My project for this summer is about eliminating another (minor) security risk for the platform: the shared disk space. If the disks used by the virtual private cloud were encrypted, data can’t be leaked when someone unauthorized gains access to the files. So I’ll be working to add support for encrypted volumes to PCOCC (it’s open-source!).
These past few days, I’ve been making steps toward building my test environment. I can’t really just play around with encryption on Cartesius, so I’m building myself a mini-supercomputer on which I will then run PCOCC. But unlike Caelen’s Wee-Archlet, my setup is a bit… cloudier. SURFsara has an HPC-Cloud which runs on physical hardware located somewhere in their datacentre (next to Cartesius). In this cloud, you can create virtual machines. These virtual machines can have more or less whatever amount of CPUs and storage that you like and run your operating system of preference. The amount of CPUs and storage are, however, somewhat limited by the underlying physical infrastructure. Letting users work in virtual machines instead of, for example, on Cartesius, means that users have more freedom in what they want to do and need less technical expertise, too.
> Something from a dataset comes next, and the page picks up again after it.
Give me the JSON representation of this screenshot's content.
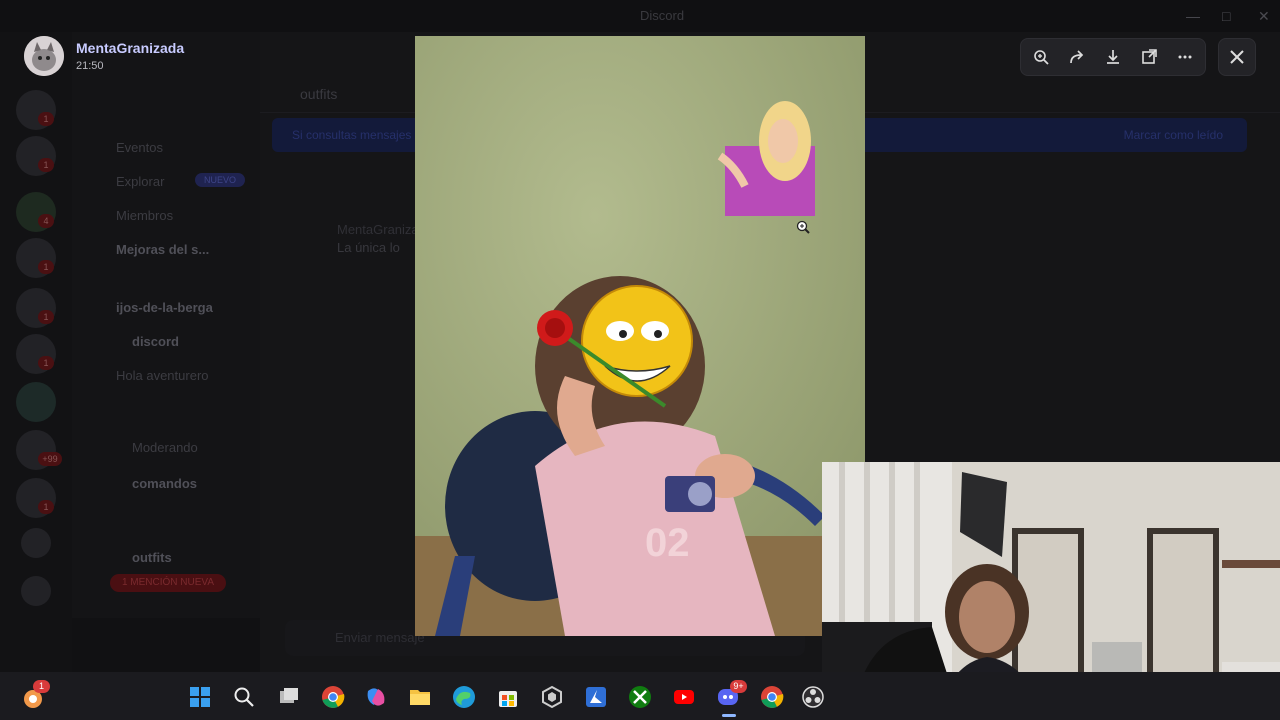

If you’re working on Cartesius, you open a terminal, log in to the supercomputer and execute some batch scripts. In a virtual machine, you get a graphical interface with an operating system you feel comfortable with, you can install software, open tools, work with what you’re used to and you can have root rights. So in this HPC-Cloud, I set up two virtual machines running CentOS (I chose randomly) and those two are my new mini-supercomputer. More or less. These two virtual machines act as two nodes of my supercomputer. By the way, Cartesius has about 2000 nodes. To make the virtual machines act as a supercomputer, I had to configure the communication between them and set up SLURM, the job scheduler. For storage, I configured a third virtual machine as an NFS-server which you can think of as a disks you can access only through your local network.
The next step will be installing PCOCC on top of this “supercomputer” made out of virtual machines running in a cloud, so that PCOCC can create its own private cloud with virtual machines running inside it. If/when that works (fingers crossed!), I will start playing around with encryption. See you then!